Raniero Cantalamessa (86) hat eine delikate Aufgabe: dem Papst ins Gewissen reden. Jeweils im Advent und in der Fastenzeit hält der Kapuziner als Prediger des päpstlichen Hauses geistliche Vorträge für die Kurienspitzen, am Karfreitag auch die Predigt im Petersdom. Ohne amtliche Macht, nur mit der Macht des Wortes trimmt der unprätentiöse weißbärtige Ordensmann den Kurs der Kirche. Wie heikel das sein kann, erfuhr Cantalamessa 2010, als er im Missbrauchsskandal Pauschalangriffe auf die Kirche mit antisemitischer Hetze verglich. Karfreitag 2020 behandelte der vielseitig beschlagene Professor für Alte Kirchengeschichte und Patristik die Frage nach Gott angesichts der Corona-Pandemie –eines der schwersten Themen seiner 40-jährigen Hofpredigertätigkeit. Von der für Kardinäle üblichen Bischofsweihe dispensierte ihn der Papst aus Altersgründen.

Enrico Feroci (80) ist eine Überraschung in der Reihe der neuen Kardinäle. Sein jahrzehntelanges Wirken als Pfarrer, vor allem aber sein soziales Engagement und seine Arbeit als Direktor des römischen Caritas-Verbandes werden Papst Franziskus auf ihn aufmerksam gemacht haben. In Pizzoli in den Abruzzen geboren, wurde Feroci 1965 zum Priester geweiht. Seit 2019 ist er in einer Pfarrei in dem zu Rom gehörenden Bezirk Castel di Leva tätig.

Die künftigen Papstwähler in Zahlen

Mit zunehmender Dauer einer Amtszeit trägt naturgemäß auch das Kardinalskollegium immer stärker die Handschrift eines Papstes. Nach dem Konsistorium am Wochenende (28./29. November) werden 73 der dann 128 zur Papstwahl berechtigten Kardinäle von Franziskus ernannt sein. Ein gutes Dutzend stammt noch aus der Amtszeit von Johannes Paul II. (1978-2005), die übrigen von Benedikt XVI. (2005-2013).

Der einst erdrückende Anteil der Europäer und Italiener, seit der zweiten Hälfte des 20. Jahrhunderts und speziell unter Papst Franziskus permanent rückläufig, wird durch die neuen Ernennungen nicht kleiner. Von den künftig 128 Papstwählern sind 54 Europäer (22 Italiener); aus Deutschland bleibt die Zahl mit 3 konstant.

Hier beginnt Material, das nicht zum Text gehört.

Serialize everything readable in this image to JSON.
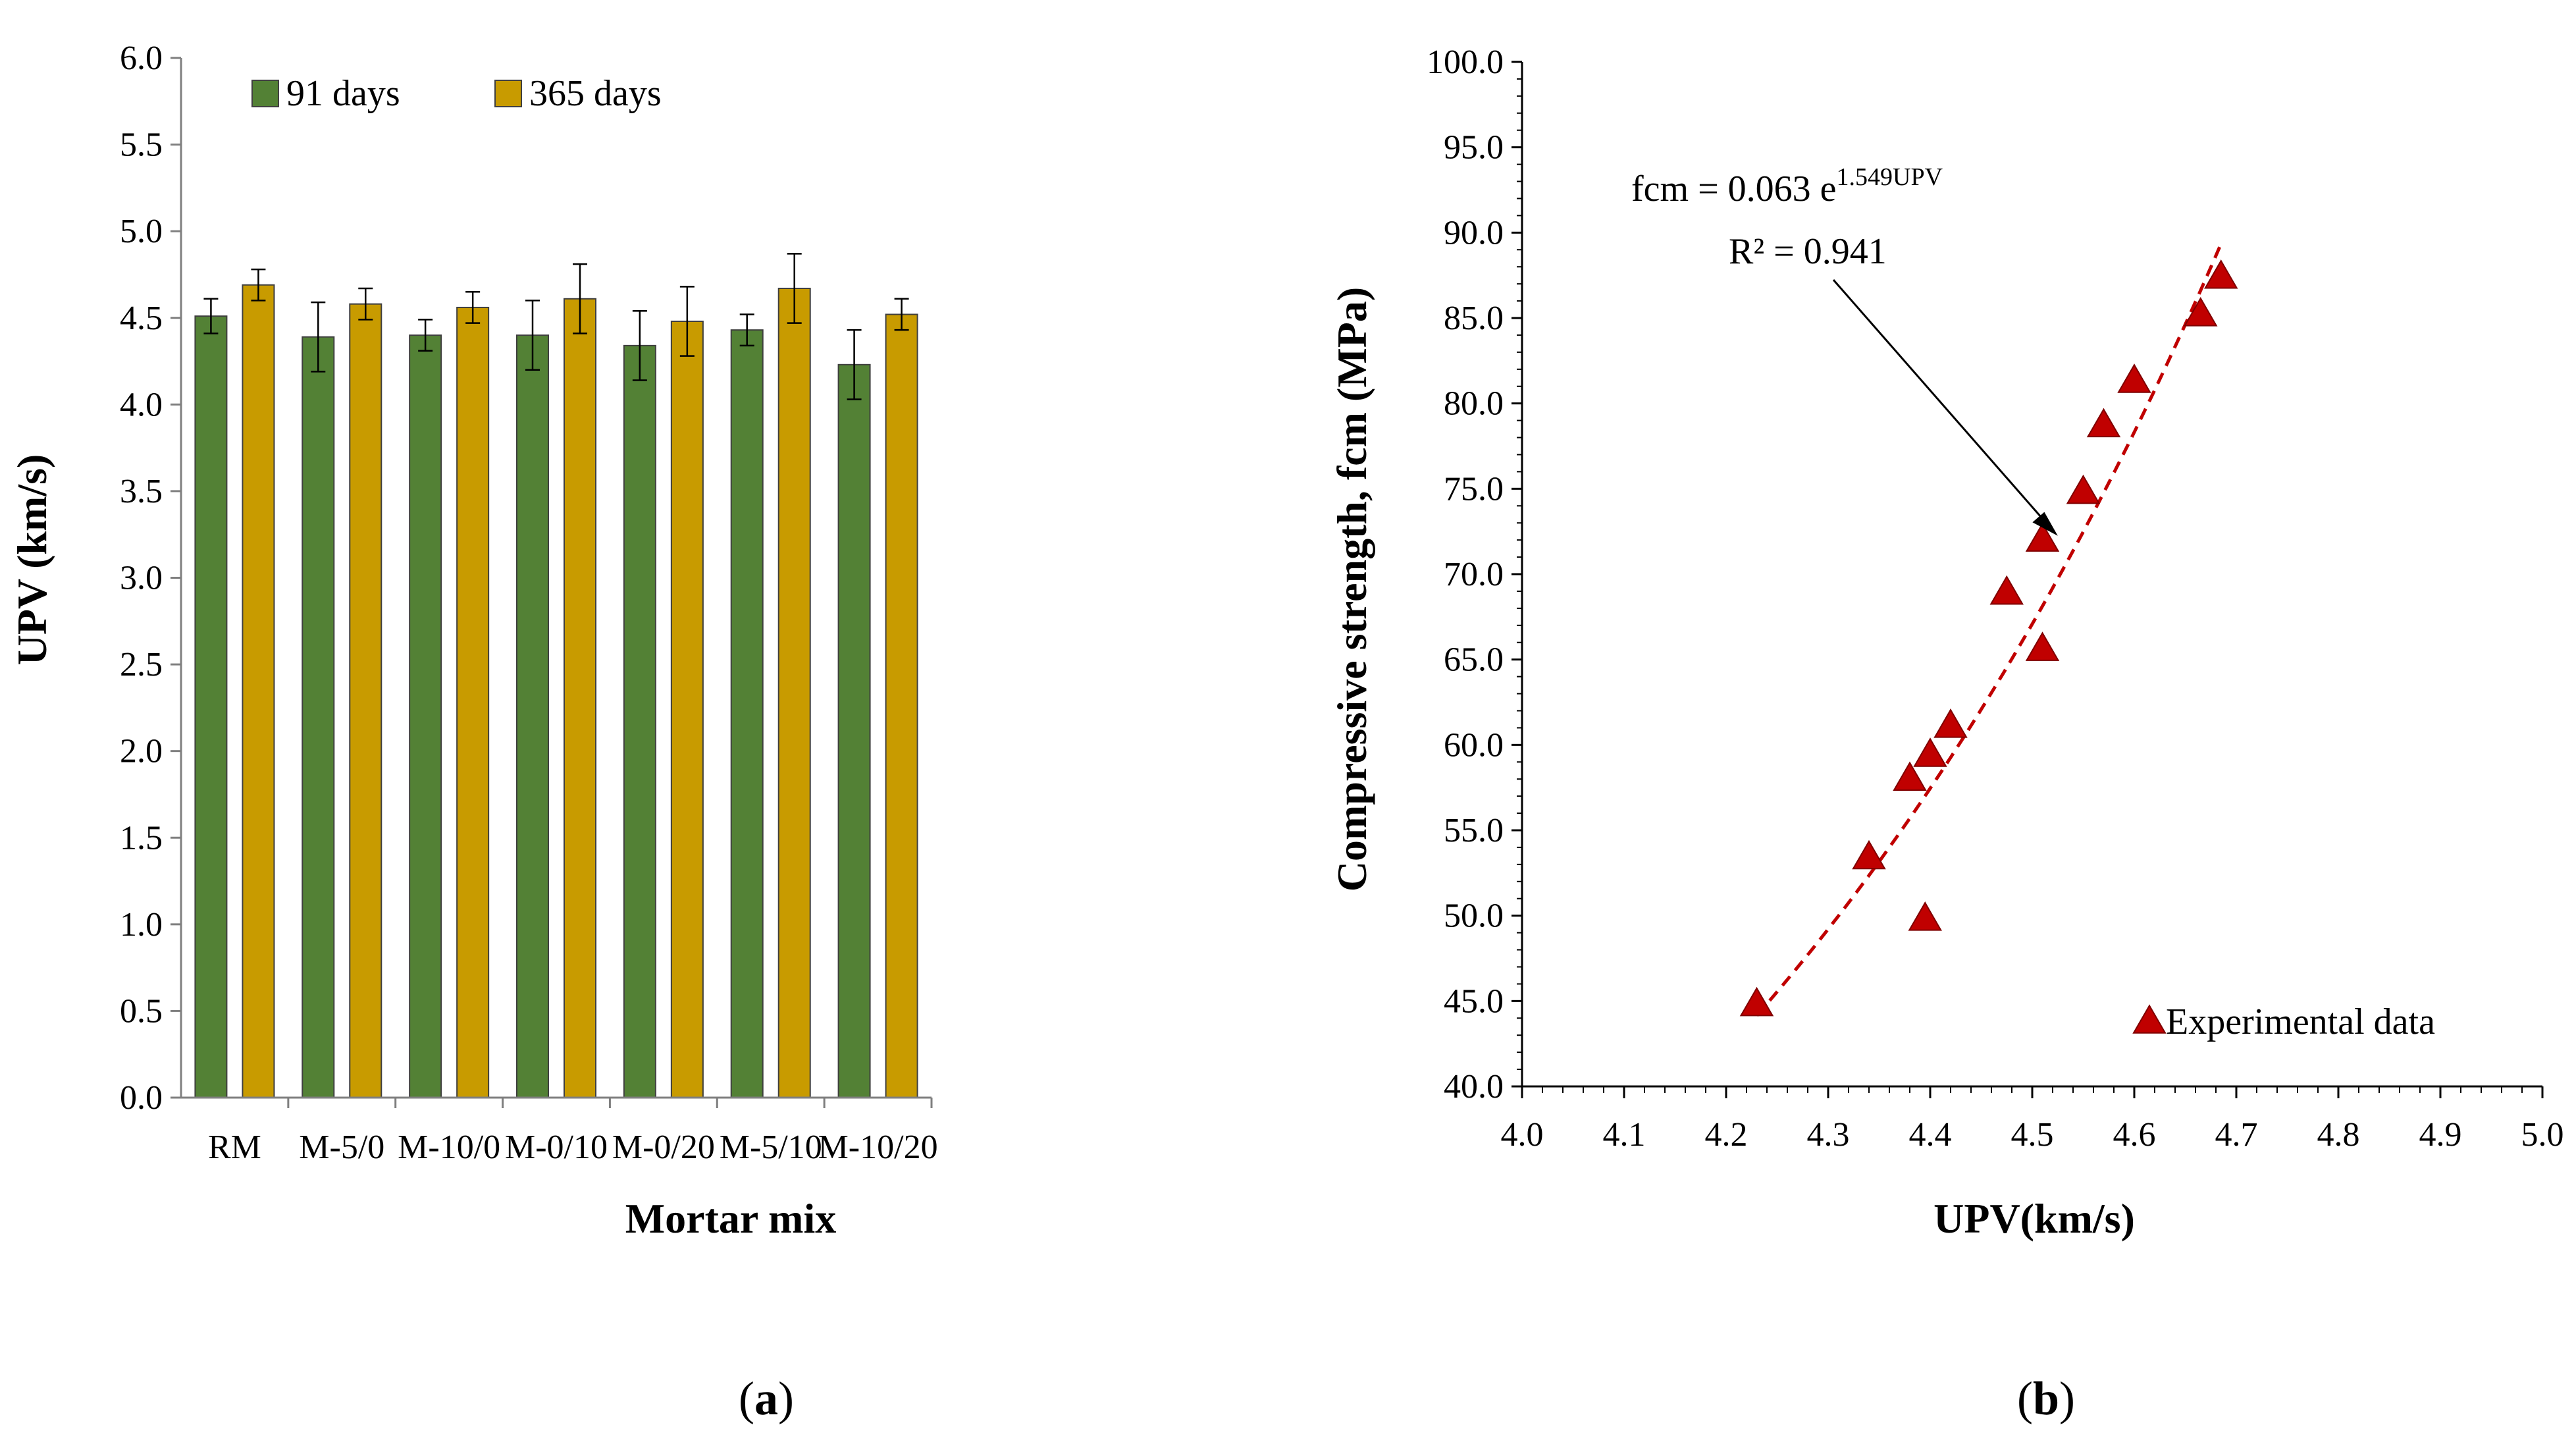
{
  "chart_data": [
    {
      "type": "bar",
      "panel_label": "(a)",
      "panel_letter": "a",
      "xlabel": "Mortar mix",
      "ylabel": "UPV (km/s)",
      "ylim": [
        0,
        6
      ],
      "yticks": [
        "0.0",
        "0.5",
        "1.0",
        "1.5",
        "2.0",
        "2.5",
        "3.0",
        "3.5",
        "4.0",
        "4.5",
        "5.0",
        "5.5",
        "6.0"
      ],
      "categories": [
        "RM",
        "M-5/0",
        "M-10/0",
        "M-0/10",
        "M-0/20",
        "M-5/10",
        "M-10/20"
      ],
      "series": [
        {
          "name": "91 days",
          "color": "#538135",
          "values": [
            4.51,
            4.39,
            4.4,
            4.4,
            4.34,
            4.43,
            4.23
          ],
          "errors": [
            0.1,
            0.2,
            0.09,
            0.2,
            0.2,
            0.09,
            0.2
          ]
        },
        {
          "name": "365 days",
          "color": "#C89B00",
          "values": [
            4.69,
            4.58,
            4.56,
            4.61,
            4.48,
            4.67,
            4.52
          ],
          "errors": [
            0.09,
            0.09,
            0.09,
            0.2,
            0.2,
            0.2,
            0.09
          ]
        }
      ],
      "legend_position": "top-left"
    },
    {
      "type": "scatter",
      "panel_label": "(b)",
      "panel_letter": "b",
      "xlabel": "UPV(km/s)",
      "ylabel": "Compressive strength, fcm (MPa)",
      "xlim": [
        4.0,
        5.0
      ],
      "ylim": [
        40,
        100
      ],
      "xticks": [
        "4.0",
        "4.1",
        "4.2",
        "4.3",
        "4.4",
        "4.5",
        "4.6",
        "4.7",
        "4.8",
        "4.9",
        "5.0"
      ],
      "yticks": [
        "40.0",
        "45.0",
        "50.0",
        "55.0",
        "60.0",
        "65.0",
        "70.0",
        "75.0",
        "80.0",
        "85.0",
        "90.0",
        "95.0",
        "100.0"
      ],
      "points": [
        {
          "x": 4.23,
          "y": 44.8
        },
        {
          "x": 4.34,
          "y": 53.4
        },
        {
          "x": 4.38,
          "y": 58.0
        },
        {
          "x": 4.395,
          "y": 49.8
        },
        {
          "x": 4.4,
          "y": 59.4
        },
        {
          "x": 4.42,
          "y": 61.1
        },
        {
          "x": 4.475,
          "y": 68.9
        },
        {
          "x": 4.51,
          "y": 72.0
        },
        {
          "x": 4.51,
          "y": 65.6
        },
        {
          "x": 4.55,
          "y": 74.8
        },
        {
          "x": 4.57,
          "y": 78.7
        },
        {
          "x": 4.6,
          "y": 81.3
        },
        {
          "x": 4.665,
          "y": 85.2
        },
        {
          "x": 4.685,
          "y": 87.4
        }
      ],
      "marker_color": "#C00000",
      "fit": {
        "type": "exponential",
        "a": 0.063,
        "b": 1.549,
        "x_range": [
          4.23,
          4.685
        ],
        "color": "#C00000",
        "style": "dashed"
      },
      "equation_prefix": "fcm = 0.063 e",
      "equation_exponent": "1.549UPV",
      "r2_text": "R² = 0.941",
      "legend_label": "Experimental data",
      "legend_position": "bottom-right"
    }
  ]
}
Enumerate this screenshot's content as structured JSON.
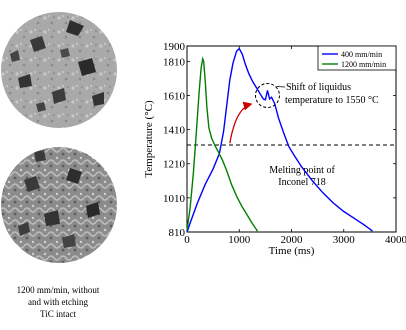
{
  "images": {
    "top": {
      "label": ""
    },
    "bottom": {
      "label": ""
    }
  },
  "caption": {
    "line1": "1200 mm/min, without",
    "line2": "and with etching",
    "line3": "TiC intact"
  },
  "chart_data": {
    "type": "line",
    "xlabel": "Time (ms)",
    "ylabel": "Temperature (°C)",
    "xlim": [
      0,
      4000
    ],
    "ylim": [
      810,
      1900
    ],
    "xticks": [
      0,
      1000,
      2000,
      3000,
      4000
    ],
    "yticks": [
      810,
      1010,
      1210,
      1410,
      1610,
      1810,
      1900
    ],
    "grid": false,
    "legend_position": "top-right",
    "series": [
      {
        "name": "400 mm/min",
        "color": "#0000ff",
        "x": [
          0,
          80,
          200,
          350,
          500,
          620,
          700,
          760,
          820,
          880,
          950,
          1000,
          1060,
          1120,
          1180,
          1260,
          1320,
          1400,
          1460,
          1500,
          1540,
          1580,
          1620,
          1680,
          1750,
          1850,
          1950,
          2050,
          2200,
          2400,
          2600,
          2800,
          3000,
          3200,
          3400,
          3550
        ],
        "y": [
          810,
          880,
          980,
          1090,
          1180,
          1270,
          1400,
          1550,
          1700,
          1800,
          1870,
          1885,
          1850,
          1790,
          1740,
          1690,
          1660,
          1620,
          1590,
          1585,
          1640,
          1590,
          1600,
          1560,
          1480,
          1390,
          1310,
          1260,
          1190,
          1110,
          1040,
          980,
          930,
          890,
          850,
          815
        ]
      },
      {
        "name": "1200 mm/min",
        "color": "#008000",
        "x": [
          0,
          60,
          120,
          180,
          230,
          270,
          300,
          320,
          350,
          380,
          420,
          470,
          530,
          600,
          680,
          760,
          850,
          950,
          1050,
          1150,
          1250,
          1350
        ],
        "y": [
          820,
          950,
          1150,
          1400,
          1620,
          1770,
          1825,
          1810,
          1690,
          1540,
          1420,
          1360,
          1320,
          1280,
          1230,
          1170,
          1090,
          1020,
          960,
          910,
          860,
          815
        ]
      }
    ],
    "melting_line": {
      "y": 1320,
      "label_line1": "Melting point of",
      "label_line2": "Inconel 718"
    },
    "annotation": {
      "line1": "Shift of  liquidus",
      "line2": "temperature to 1550 °C",
      "circle_center": [
        1540,
        1610
      ],
      "arrow_from": [
        820,
        1330
      ],
      "arrow_to": [
        1230,
        1560
      ],
      "arrow_color": "#cc0000"
    }
  }
}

Zur „westlichen Welt" hinzuzuzählen sind mit 16 Wählern die Nordamerikaner (einschließlich Mexiko mit 3). Der „globale Süden" ist künftig mit 58 Papstwählern repräsentiert: 21 aus Lateinamerika, 17 aus Afrika, 16 aus Asien sowie Australien/Ozeanien mit 4.

Stark aufgestockt hat der Jesuit Franziskus die Zahl der Ordensleute im Kardinalskollegium. Diesmal gehören von den 13 Neuernannten 4 einer Ordensgemeinschaft an; von den 9 Wählern sind es 2. Bei einer Papstwahl wären künftig von 128 Stimmberechtigten 29 Ordensmänner – eine Quote von 23 Prozent.